A nightly batch job had a habit of forgetting it shared the machine with anyone. It would spin up, eat every core and most of the memory, and drag everything else on the host into the mud until it finished. I could not fix the job itself, it was not mine to change, but I could put it on a leash.
On a modern distro cgroups v2 is already running under systemd, so the easiest handle is a transient scope. Instead of running the job directly, run it inside systemd-run with limits attached:
systemd-run --scope -p MemoryMax=2G -p CPUQuota=50% ./nightly-batch.sh
That caps it at two gigabytes and half a CPU's worth of time, enforced by the kernel, no cooperation from the job required.
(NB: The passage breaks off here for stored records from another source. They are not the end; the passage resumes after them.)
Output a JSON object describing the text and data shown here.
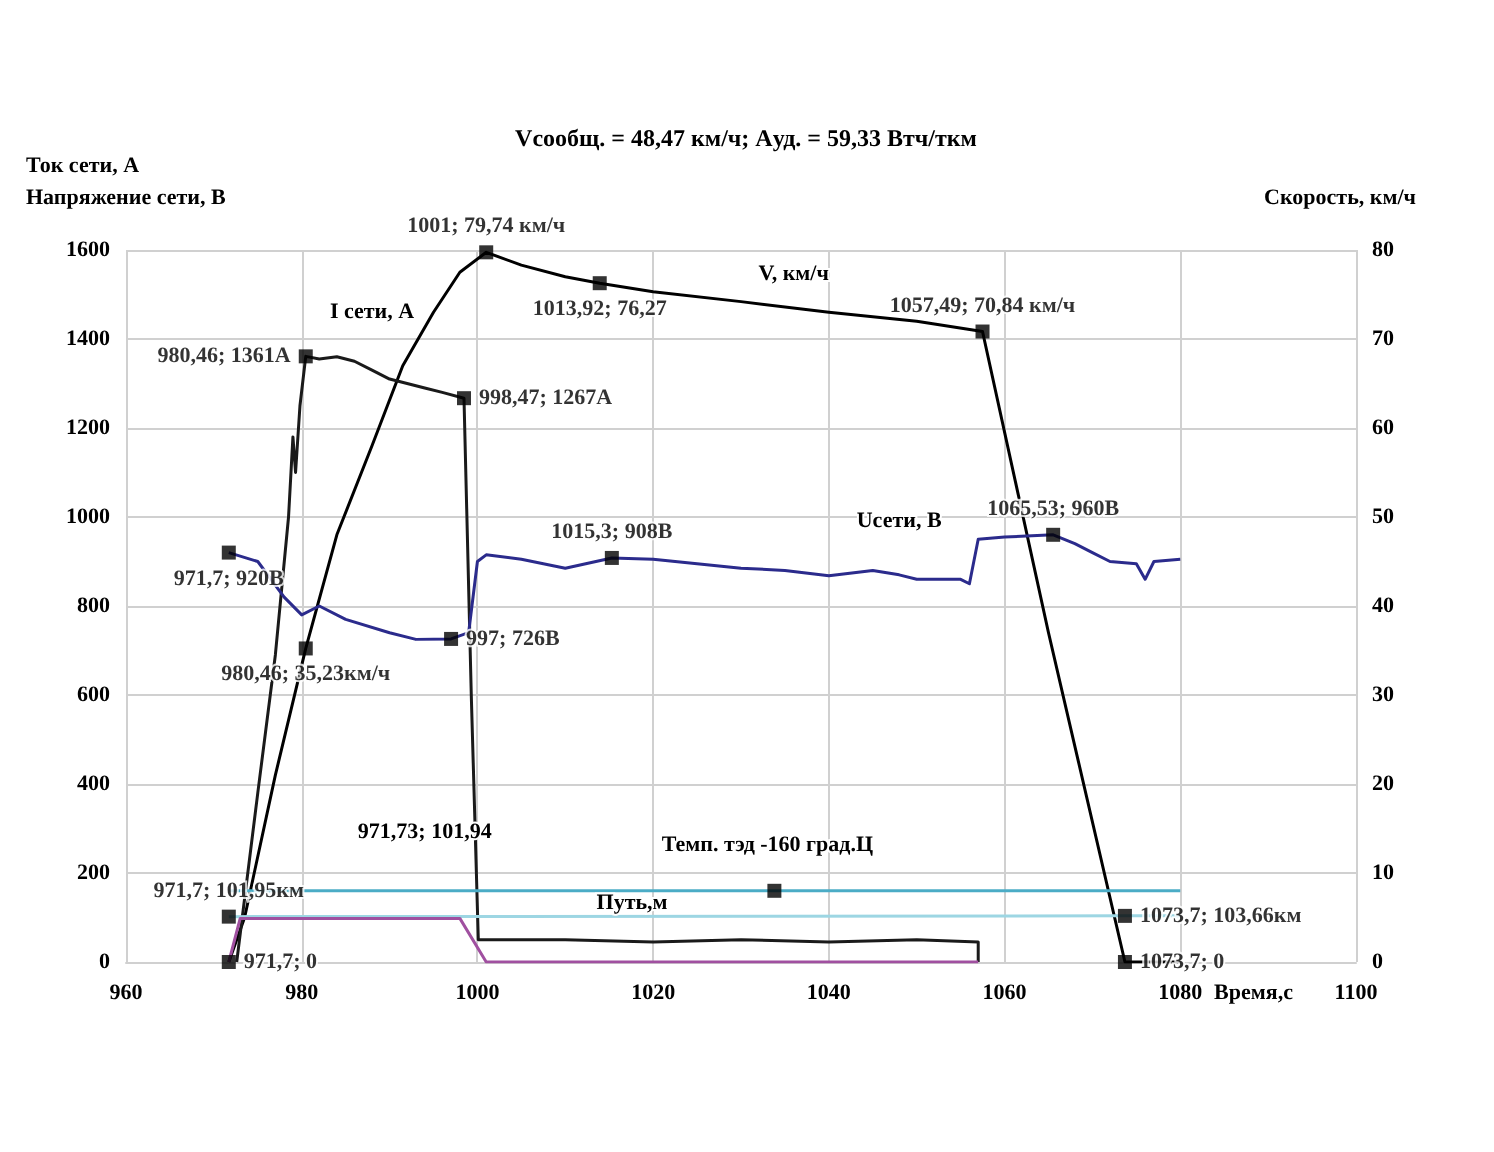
{
  "chart_data": {
    "type": "line",
    "title": "Vсообщ. = 48,47 км/ч; Aуд. = 59,33 Втч/ткм",
    "xlabel": "Время,с",
    "ylabel": "Ток сети, А\nНапряжение сети, В",
    "y2label": "Скорость, км/ч",
    "xlim": [
      960,
      1100
    ],
    "xticks": [
      960,
      980,
      1000,
      1020,
      1040,
      1060,
      1080,
      1100
    ],
    "ylim": [
      0,
      1600
    ],
    "yticks": [
      0,
      200,
      400,
      600,
      800,
      1000,
      1200,
      1400,
      1600
    ],
    "y2lim": [
      0,
      80
    ],
    "y2ticks": [
      0,
      10,
      20,
      30,
      40,
      50,
      60,
      70,
      80
    ],
    "grid": true,
    "marker": "square",
    "line_style": "solid",
    "series": [
      {
        "axis": "y2",
        "marker": "none",
        "color": "#000000",
        "x": [
          971.7,
          973.5,
          977,
          980.46,
          984,
          988,
          991.5,
          995,
          998,
          1001,
          1005,
          1010,
          1013.92,
          1020,
          1030,
          1040,
          1050,
          1057.49,
          1065,
          1073.7,
          1080
        ],
        "values": [
          0,
          5,
          21,
          35.23,
          48,
          58,
          67,
          73,
          77.5,
          79.74,
          78.3,
          77,
          76.27,
          75.3,
          74.2,
          73,
          72,
          70.84,
          37,
          0,
          0
        ]
      },
      {
        "marker": "none",
        "color": "#1a1a1a",
        "x": [
          972.6,
          975,
          977,
          978.5,
          979,
          979.3,
          979.8,
          980.46,
          982,
          984,
          986,
          988,
          990,
          992,
          994,
          996,
          998.47,
          999.3,
          1000.1,
          1010,
          1020,
          1030,
          1040,
          1050,
          1057,
          1057
        ],
        "values": [
          0,
          380,
          690,
          1000,
          1180,
          1100,
          1250,
          1361,
          1355,
          1360,
          1350,
          1330,
          1310,
          1300,
          1290,
          1280,
          1267,
          600,
          50,
          50,
          45,
          50,
          45,
          50,
          45,
          0
        ]
      },
      {
        "marker": "none",
        "color": "#2b2b8c",
        "x": [
          971.7,
          975,
          978,
          980,
          982,
          985,
          990,
          993,
          997,
          999,
          1000,
          1001,
          1005,
          1010,
          1015.3,
          1020,
          1025,
          1030,
          1035,
          1040,
          1045,
          1048,
          1050,
          1055,
          1056,
          1057,
          1060,
          1065.53,
          1068,
          1070,
          1072,
          1075,
          1076,
          1077,
          1080
        ],
        "values": [
          920,
          900,
          820,
          780,
          800,
          770,
          740,
          725,
          726,
          740,
          900,
          915,
          905,
          885,
          908,
          905,
          895,
          885,
          880,
          868,
          880,
          870,
          860,
          860,
          850,
          950,
          955,
          960,
          940,
          920,
          900,
          895,
          860,
          900,
          905
        ]
      },
      {
        "marker": "none",
        "color": "#4bacc6",
        "x": [
          971.7,
          1080
        ],
        "values": [
          160,
          160
        ]
      },
      {
        "marker": "none",
        "color": "#9dd6e3",
        "x": [
          971.7,
          1073.7,
          1080
        ],
        "values": [
          101.95,
          103.66,
          104
        ]
      },
      {
        "marker": "none",
        "color": "#a050a0",
        "x": [
          971.7,
          973,
          998,
          1001,
          1057
        ],
        "values": [
          0,
          98,
          98,
          0,
          0
        ]
      },
      {
        "type": "scatter",
        "axis": "y2",
        "color": "#000000",
        "x": [
          971.7,
          980.46,
          1001,
          1013.92,
          1057.49,
          1073.7
        ],
        "values": [
          0,
          35.23,
          79.74,
          76.27,
          70.84,
          0
        ],
        "value_labels": [
          "971,7; 0",
          "980,46; 35,23км/ч",
          "1001; 79,74 км/ч",
          "1013,92; 76,27",
          "1057,49; 70,84 км/ч",
          "1073,7; 0"
        ]
      },
      {
        "type": "scatter",
        "color": "#000000",
        "x": [
          980.46,
          998.47,
          971.7,
          997,
          1015.3,
          1065.53,
          1033.8,
          971.7,
          1073.7
        ],
        "values": [
          1361,
          1267,
          920,
          726,
          908,
          960,
          160,
          101.95,
          103.66
        ],
        "value_labels": [
          "980,46; 1361А",
          "998,47; 1267А",
          "971,7; 920В",
          "997; 726В",
          "1015,3; 908В",
          "1065,53; 960В",
          null,
          "971,7; 101,95км",
          "1073,7; 103,66км"
        ]
      }
    ],
    "annotations": [
      "I сети, А",
      "V, км/ч",
      "Uсети, В",
      "Путь,м",
      "Темп. тэд -160 град.Ц",
      "971,73; 101,94"
    ]
  }
}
If it tries to climb past the memory cap the OOM killer takes it inside its own cgroup rather than picking a victim at random across the host, which is the behaviour I actually wanted.
You can watch it behave with systemd-cgtop, which shows live CPU and memory per slice and makes it obvious whether the limit is biting. For the permanent version I moved the job into its own slice with the same properties set in a unit file, so the limits survive a reboot and I never have to remember the flags again.
The lovely part is that the job has no idea. No code change, no config, no cooperation. The kernel simply refuses to let it have more than its share, and the rest of the box gets to breathe.